NEW YORK (AP) -- While the New York Yankees fought off the pesky Oakland Athletics, the Mariners sat on a runway in Seattle deciding where to go next for the AL championship series.
The Mariners enter the ALCS on Tuesday night rested following three days off. The Yankees are drained following back-to-back cross-country flights.
"Once they hear 56,000 screaming fans at Yankee Stadium, that should get their adrenaline going," Mariners manager Lou Piniella said. "I'm not feeling sorry for them."
Piniella knows that feeling, having to endure a similar travel schedule in 1995 after eliminating the Yankees in a tense five-game series.
Seattle won the opener of the ALCS that year in Cleveland before falling to the Indians in six games.
"They've had to make that trip twice now," Piniella said. "We were caught in a similar situation in 1995. But they're not the world champions for nothing. They showed it. It's fitting to play the defending world champions to go to the World Series. We're going to go in nice and relaxed."
They'll also go in with their pitchers in rotation. Freddy Garcia (9-5) starts for the Mariners against Denny Neagle (15-9), who didn't even pitch in the first-round against Oakland.
Piniella will follow up Garcia with John Halama, Aaron Sele and Paul Abbott, while Yankees manager Joe Torre counters with Orlando Hernandez in Game 2, followed by Andy Pettitte and Roger Clemens.
There are few similarities between the teams that will meet in this year's ALCS and the ones who played that thrilling division series in 1995.
Ken Griffey Jr. and Randy Johnson left Seattle. Alex Rodriguez and Derek Jeter have become full-blown megastars. Tino Martinez, Jeff Nelson and Luis Sojo shed their Mariners' uniforms for Yankees pinstripes.
Perhaps most importantly is that the Yankees have the mystique of winning three World Series titles in four years and the Mariners have undergone an overhaul from a power-hitting team to a club that relies on pitching and situational baseball.
"It's a different Yankees club and certainly a different Seattle club," said Piniella, one of the few holdovers on either team. "I don't think you can go back to 1995 and draw any comparisons."
Many of the changes the teams have undergone stem from that memorable week in October 1995. The series featured two extra-inning games, including Jim Leyritz's game-winning homer in the 15th inning that gave the Yankees a 2-0 series lead.

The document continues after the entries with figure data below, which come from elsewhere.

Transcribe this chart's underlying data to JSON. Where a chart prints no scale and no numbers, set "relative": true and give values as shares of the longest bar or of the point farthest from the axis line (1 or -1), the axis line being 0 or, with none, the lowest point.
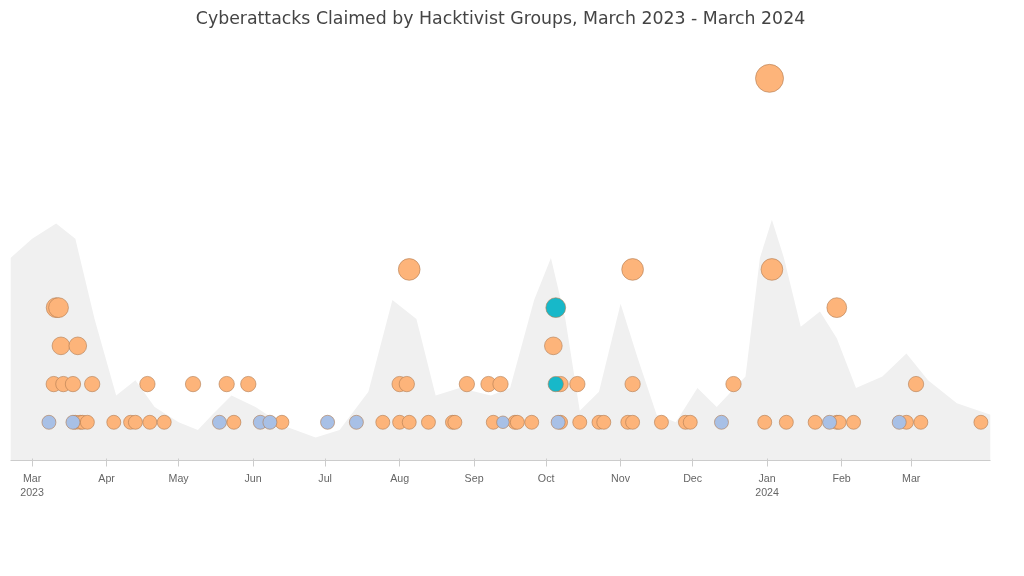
{
  "chart_data": {
    "type": "bubble",
    "title": "Cyberattacks Claimed by Hacktivist Groups, March 2023 - March 2024",
    "relative": true,
    "xlim": [
      "2023-02-20",
      "2024-04-03"
    ],
    "xticks": [
      {
        "value": "2023-03-01",
        "label": "Mar\n2023"
      },
      {
        "value": "2023-04-01",
        "label": "Apr"
      },
      {
        "value": "2023-05-01",
        "label": "May"
      },
      {
        "value": "2023-06-01",
        "label": "Jun"
      },
      {
        "value": "2023-07-01",
        "label": "Jul"
      },
      {
        "value": "2023-08-01",
        "label": "Aug"
      },
      {
        "value": "2023-09-01",
        "label": "Sep"
      },
      {
        "value": "2023-10-01",
        "label": "Oct"
      },
      {
        "value": "2023-11-01",
        "label": "Nov"
      },
      {
        "value": "2023-12-01",
        "label": "Dec"
      },
      {
        "value": "2024-01-01",
        "label": "Jan\n2024"
      },
      {
        "value": "2024-02-01",
        "label": "Feb"
      },
      {
        "value": "2024-03-01",
        "label": "Mar"
      }
    ],
    "grid": false,
    "series": [
      {
        "type": "area",
        "color": "#f0f0f0",
        "x": [
          "2023-02-20",
          "2023-03-01",
          "2023-03-11",
          "2023-03-19",
          "2023-03-27",
          "2023-04-05",
          "2023-04-13",
          "2023-04-21",
          "2023-05-01",
          "2023-05-09",
          "2023-05-15",
          "2023-05-23",
          "2023-06-02",
          "2023-06-14",
          "2023-06-27",
          "2023-07-07",
          "2023-07-19",
          "2023-07-29",
          "2023-08-08",
          "2023-08-16",
          "2023-08-26",
          "2023-09-08",
          "2023-09-16",
          "2023-09-26",
          "2023-10-03",
          "2023-10-09",
          "2023-10-15",
          "2023-10-23",
          "2023-11-01",
          "2023-11-08",
          "2023-11-16",
          "2023-11-24",
          "2023-12-03",
          "2023-12-11",
          "2023-12-23",
          "2023-12-29",
          "2024-01-03",
          "2024-01-08",
          "2024-01-15",
          "2024-01-23",
          "2024-01-30",
          "2024-02-07",
          "2024-02-18",
          "2024-02-28",
          "2024-03-08",
          "2024-03-20",
          "2024-04-03"
        ],
        "values": [
          0.53,
          0.58,
          0.62,
          0.58,
          0.37,
          0.17,
          0.21,
          0.14,
          0.1,
          0.08,
          0.12,
          0.17,
          0.14,
          0.09,
          0.06,
          0.08,
          0.18,
          0.42,
          0.37,
          0.17,
          0.19,
          0.17,
          0.19,
          0.42,
          0.53,
          0.37,
          0.13,
          0.18,
          0.41,
          0.27,
          0.12,
          0.1,
          0.19,
          0.14,
          0.22,
          0.53,
          0.63,
          0.53,
          0.35,
          0.39,
          0.32,
          0.19,
          0.22,
          0.28,
          0.21,
          0.15,
          0.12
        ]
      },
      {
        "color": "#fdb47a",
        "x": [
          "2023-03-19",
          "2023-03-21",
          "2023-03-22",
          "2023-03-24",
          "2023-04-04",
          "2023-04-11",
          "2023-04-13",
          "2023-04-19",
          "2023-04-25",
          "2023-05-24",
          "2023-06-13",
          "2023-07-25",
          "2023-08-01",
          "2023-08-05",
          "2023-08-13",
          "2023-08-23",
          "2023-08-24",
          "2023-09-09",
          "2023-09-18",
          "2023-09-19",
          "2023-09-25",
          "2023-10-07",
          "2023-10-15",
          "2023-10-23",
          "2023-10-25",
          "2023-11-04",
          "2023-11-06",
          "2023-11-18",
          "2023-11-28",
          "2023-11-30",
          "2023-12-31",
          "2024-01-09",
          "2024-01-21",
          "2024-01-30",
          "2024-01-31",
          "2024-02-06",
          "2024-02-28",
          "2024-03-05",
          "2024-03-30",
          "2023-03-10",
          "2023-03-14",
          "2023-03-18",
          "2023-03-26",
          "2023-04-18",
          "2023-05-07",
          "2023-05-21",
          "2023-05-30",
          "2023-08-01",
          "2023-08-04",
          "2023-08-29",
          "2023-09-07",
          "2023-09-12",
          "2023-10-07",
          "2023-10-14",
          "2023-11-06",
          "2023-12-18",
          "2024-03-03",
          "2023-03-13",
          "2023-03-20",
          "2023-10-04",
          "2023-03-11",
          "2023-03-12",
          "2024-01-30",
          "2023-08-05",
          "2023-11-06",
          "2024-01-03",
          "2024-01-02"
        ],
        "values": [
          0.1,
          0.1,
          0.1,
          0.1,
          0.1,
          0.1,
          0.1,
          0.1,
          0.1,
          0.1,
          0.1,
          0.1,
          0.1,
          0.1,
          0.1,
          0.1,
          0.1,
          0.1,
          0.1,
          0.1,
          0.1,
          0.1,
          0.1,
          0.1,
          0.1,
          0.1,
          0.1,
          0.1,
          0.1,
          0.1,
          0.1,
          0.1,
          0.1,
          0.1,
          0.1,
          0.1,
          0.1,
          0.1,
          0.1,
          0.2,
          0.2,
          0.2,
          0.2,
          0.2,
          0.2,
          0.2,
          0.2,
          0.2,
          0.2,
          0.2,
          0.2,
          0.2,
          0.2,
          0.2,
          0.2,
          0.2,
          0.2,
          0.3,
          0.3,
          0.3,
          0.4,
          0.4,
          0.4,
          0.5,
          0.5,
          0.5,
          1.0
        ],
        "sizes": [
          0.25,
          0.25,
          0.25,
          0.25,
          0.25,
          0.25,
          0.25,
          0.25,
          0.25,
          0.25,
          0.25,
          0.25,
          0.25,
          0.25,
          0.25,
          0.25,
          0.25,
          0.25,
          0.25,
          0.25,
          0.25,
          0.25,
          0.25,
          0.25,
          0.25,
          0.25,
          0.25,
          0.25,
          0.25,
          0.25,
          0.25,
          0.25,
          0.25,
          0.25,
          0.25,
          0.25,
          0.25,
          0.25,
          0.25,
          0.3,
          0.3,
          0.3,
          0.3,
          0.3,
          0.3,
          0.3,
          0.3,
          0.3,
          0.3,
          0.3,
          0.3,
          0.3,
          0.3,
          0.3,
          0.3,
          0.3,
          0.3,
          0.4,
          0.4,
          0.4,
          0.5,
          0.5,
          0.5,
          0.6,
          0.6,
          0.6,
          1.0
        ]
      },
      {
        "color": "#a8c0e6",
        "x": [
          "2023-03-08",
          "2023-03-18",
          "2023-05-18",
          "2023-06-04",
          "2023-06-08",
          "2023-07-02",
          "2023-07-14",
          "2023-09-13",
          "2023-10-06",
          "2023-12-13",
          "2024-01-27",
          "2024-02-25"
        ],
        "values": [
          0.1,
          0.1,
          0.1,
          0.1,
          0.1,
          0.1,
          0.1,
          0.1,
          0.1,
          0.1,
          0.1,
          0.1
        ],
        "sizes": [
          0.25,
          0.25,
          0.25,
          0.25,
          0.25,
          0.25,
          0.25,
          0.2,
          0.25,
          0.25,
          0.25,
          0.25
        ]
      },
      {
        "color": "#17b8c9",
        "x": [
          "2023-10-05",
          "2023-10-05"
        ],
        "values": [
          0.2,
          0.4
        ],
        "sizes": [
          0.3,
          0.5
        ]
      }
    ]
  }
}
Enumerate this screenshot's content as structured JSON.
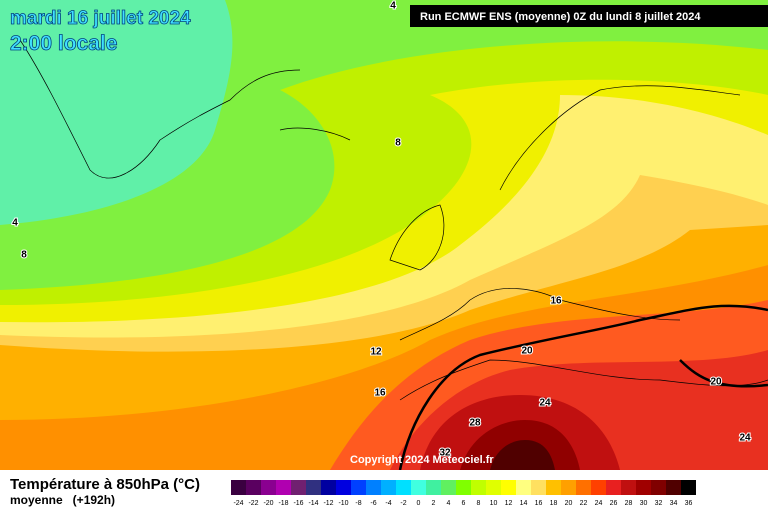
{
  "header": {
    "date": "mardi 16 juillet 2024",
    "time": "2:00 locale",
    "run": "Run ECMWF ENS (moyenne) 0Z du lundi 8 juillet 2024"
  },
  "map": {
    "contour_labels": [
      4,
      4,
      8,
      8,
      12,
      16,
      16,
      20,
      20,
      24,
      24,
      28,
      32
    ],
    "copyright": "Copyright 2024 Meteociel.fr"
  },
  "footer": {
    "title": "Température à 850hPa (°C)",
    "subtitle": "moyenne   (+192h)"
  },
  "scale": {
    "labels": [
      -24,
      -22,
      -20,
      -18,
      -16,
      -14,
      -12,
      -10,
      -8,
      -6,
      -4,
      -2,
      0,
      2,
      4,
      6,
      8,
      10,
      12,
      14,
      16,
      18,
      20,
      22,
      24,
      26,
      28,
      30,
      32,
      34,
      36
    ],
    "colors": [
      "#3a0040",
      "#5a0060",
      "#8a0090",
      "#b000b0",
      "#702070",
      "#303080",
      "#0000a0",
      "#0000e0",
      "#0040ff",
      "#0080ff",
      "#00b0ff",
      "#00e0ff",
      "#40ffe0",
      "#40f0a0",
      "#60f060",
      "#80ff00",
      "#c0ff00",
      "#e0ff00",
      "#ffff00",
      "#ffff80",
      "#ffe060",
      "#ffc000",
      "#ffa000",
      "#ff7000",
      "#ff4000",
      "#e82020",
      "#c01010",
      "#a00000",
      "#800000",
      "#500000",
      "#000000"
    ]
  }
}
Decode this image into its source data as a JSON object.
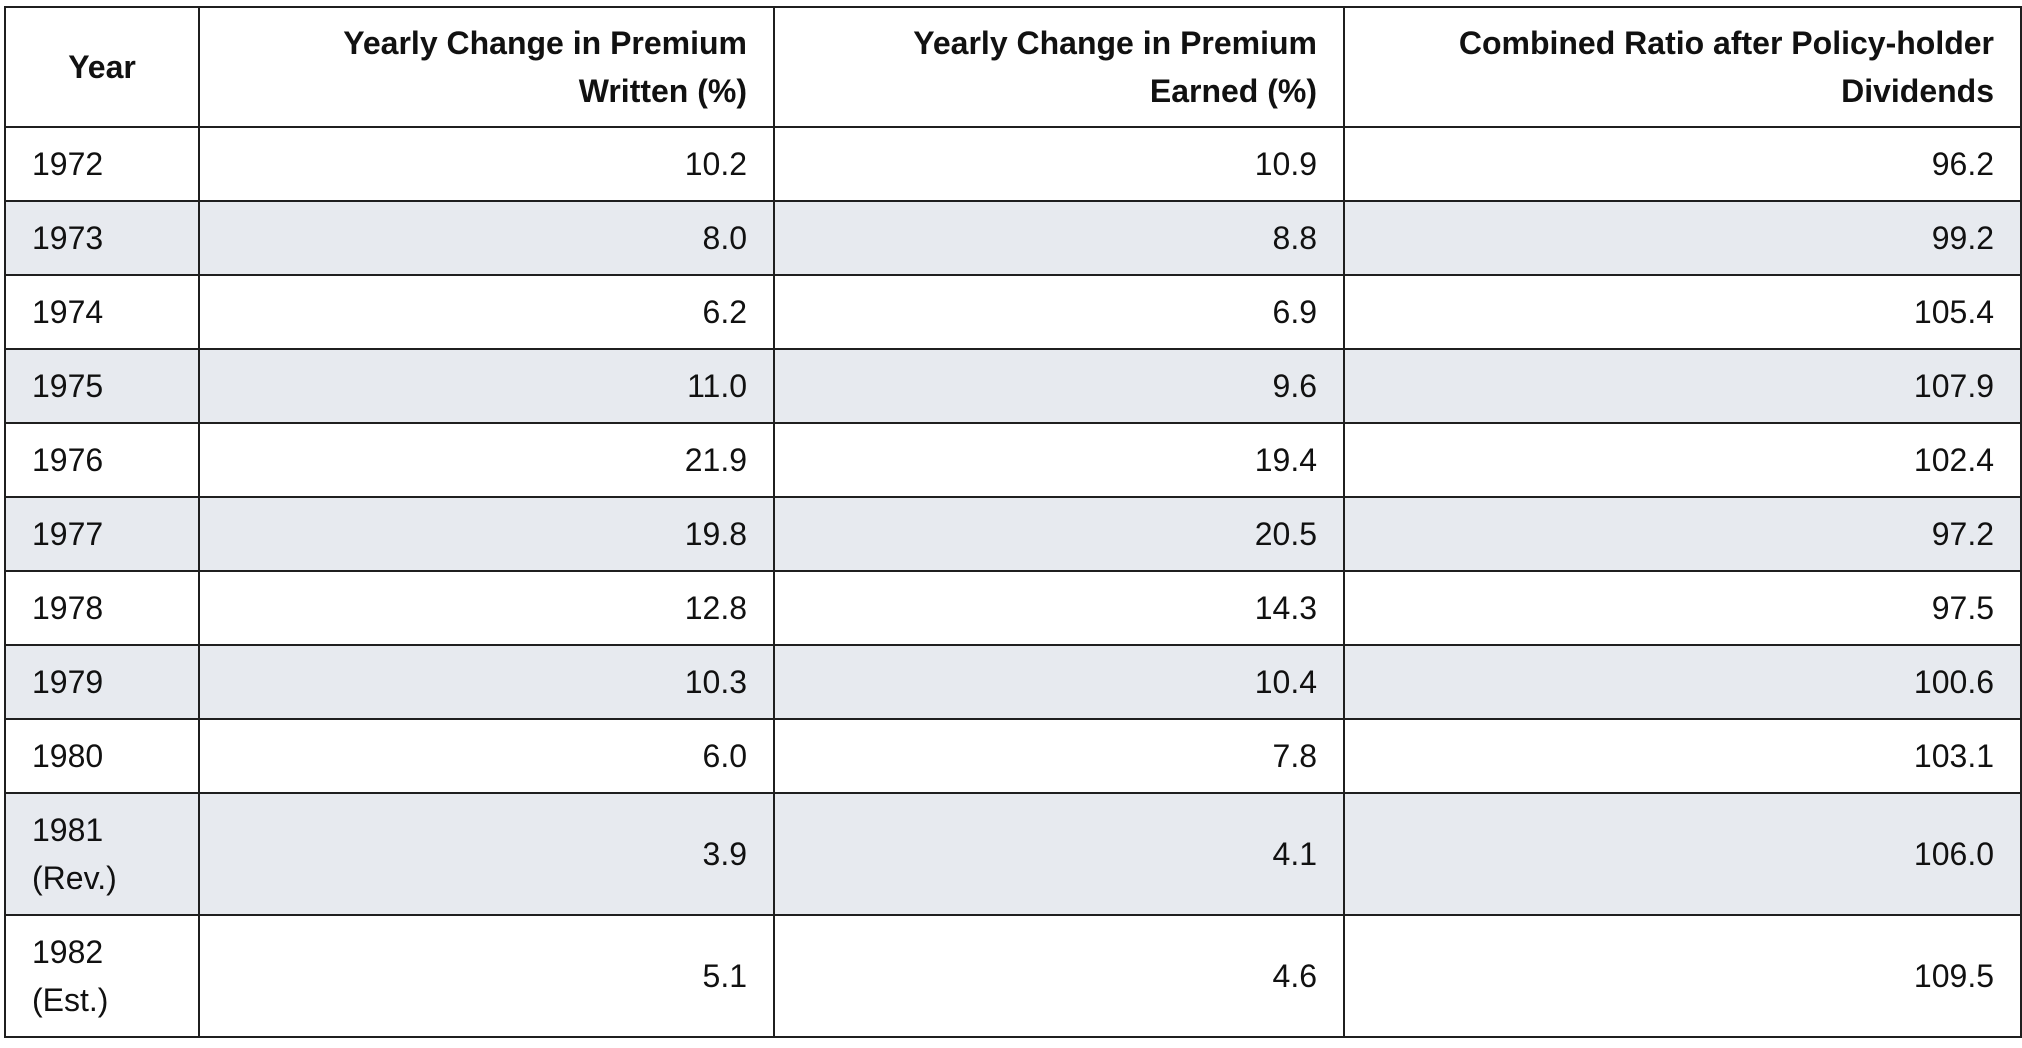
{
  "table": {
    "headers": {
      "year": "Year",
      "premium_written": "Yearly Change in Premium Written (%)",
      "premium_earned": "Yearly Change in Premium Earned (%)",
      "combined_ratio": "Combined Ratio after Policy-holder Dividends"
    },
    "rows": [
      {
        "year": "1972",
        "note": "",
        "written": "10.2",
        "earned": "10.9",
        "ratio": "96.2"
      },
      {
        "year": "1973",
        "note": "",
        "written": "8.0",
        "earned": "8.8",
        "ratio": "99.2"
      },
      {
        "year": "1974",
        "note": "",
        "written": "6.2",
        "earned": "6.9",
        "ratio": "105.4"
      },
      {
        "year": "1975",
        "note": "",
        "written": "11.0",
        "earned": "9.6",
        "ratio": "107.9"
      },
      {
        "year": "1976",
        "note": "",
        "written": "21.9",
        "earned": "19.4",
        "ratio": "102.4"
      },
      {
        "year": "1977",
        "note": "",
        "written": "19.8",
        "earned": "20.5",
        "ratio": "97.2"
      },
      {
        "year": "1978",
        "note": "",
        "written": "12.8",
        "earned": "14.3",
        "ratio": "97.5"
      },
      {
        "year": "1979",
        "note": "",
        "written": "10.3",
        "earned": "10.4",
        "ratio": "100.6"
      },
      {
        "year": "1980",
        "note": "",
        "written": "6.0",
        "earned": "7.8",
        "ratio": "103.1"
      },
      {
        "year": "1981",
        "note": "(Rev.)",
        "written": "3.9",
        "earned": "4.1",
        "ratio": "106.0"
      },
      {
        "year": "1982",
        "note": "(Est.)",
        "written": "5.1",
        "earned": "4.6",
        "ratio": "109.5"
      }
    ]
  }
}
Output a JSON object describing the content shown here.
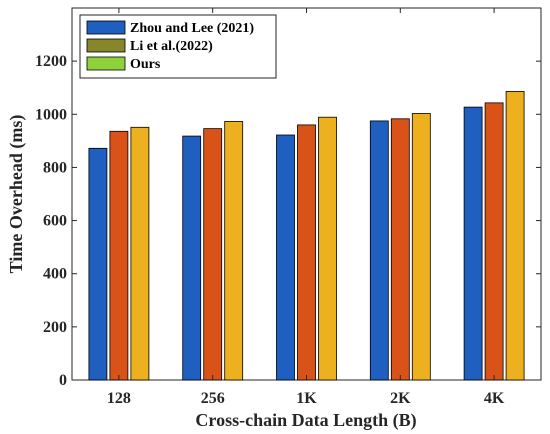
{
  "chart_data": {
    "type": "bar",
    "title": "",
    "xlabel": "Cross-chain Data Length (B)",
    "ylabel": "Time Overhead (ms)",
    "categories": [
      "128",
      "256",
      "1K",
      "2K",
      "4K"
    ],
    "ylim": [
      0,
      1400
    ],
    "yticks": [
      0,
      200,
      400,
      600,
      800,
      1000,
      1200
    ],
    "grid": false,
    "legend_position": "top-left",
    "series": [
      {
        "name": "Zhou and Lee (2021)",
        "color": "#1f5fbf",
        "values": [
          872,
          918,
          922,
          975,
          1027
        ]
      },
      {
        "name": "Li et al.(2022)",
        "color": "#d95319",
        "values": [
          936,
          946,
          960,
          983,
          1043
        ]
      },
      {
        "name": "Ours",
        "color": "#edb120",
        "values": [
          951,
          973,
          989,
          1003,
          1086
        ]
      }
    ],
    "legend_swatch_colors": [
      "#1f5fbf",
      "#86862a",
      "#8fd13a"
    ]
  }
}
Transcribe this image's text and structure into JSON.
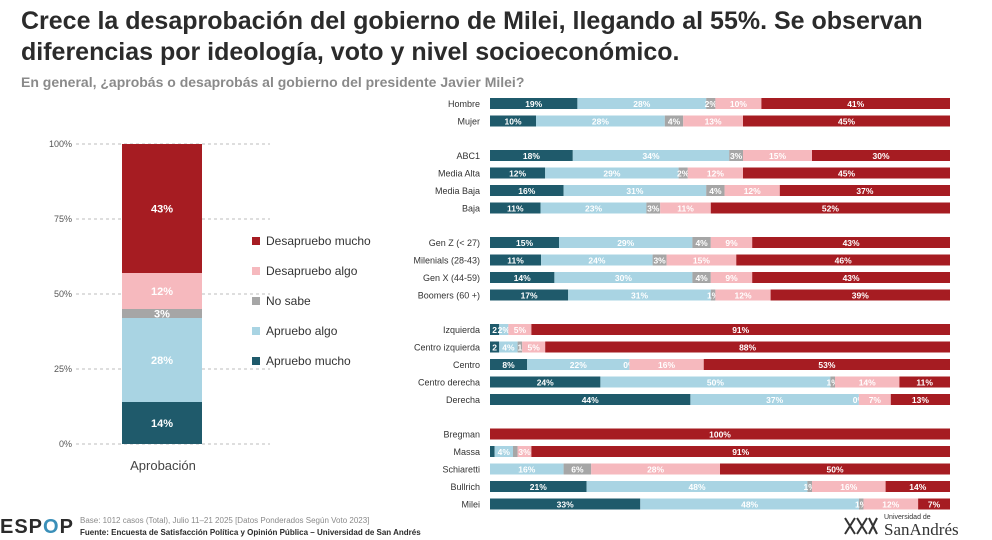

Then Griffey, Johnson and Edgar Martinez took over, with the Big Unit winning two of the next three games -- one in relief -- and Griffey scoring the winning run on Martinez's double in the 11th inning of the deciding fifth game.
"It was so dramatic," Rodriguez said. "We were serious underdogs. Nobody expected us to do anything."
Buck Showalter lost his job following that series, and Yankees owner George Steinbrenner, in one of his best moves, hired manager Joe Torre. Jeter became the starting shortstop in 1996, Martinez took over Don Mattingly's spot at first base, and Nelson helped give New York the best postseason bullpen in history.
"Losing that series was such a huge disappointment for us," said Paul O'Neill, one of five Yankees still on the roster. "When you lose like that, it's something you never forget. But that experience has made this team better. We learned you don't take any year for granted because you know it can go so quickly."
The Mariners' changes took longer to develop. Their dramatic playoff run helped spur state legislators to approve funding for a new stadium, which opened last season. But Seattle was unable to keep Johnson and Griffey, losing their ace pitcher and star hitter.
Part of the reason is a new philosophy that coincided with the opening of spacious Safeco Field and the closing of the homer-happy Kingdome.
"What's made this ballclub better is the fact that their pitching is better," Torre said. "I think (Lou) has a lot more depth in the bullpen than he ever had."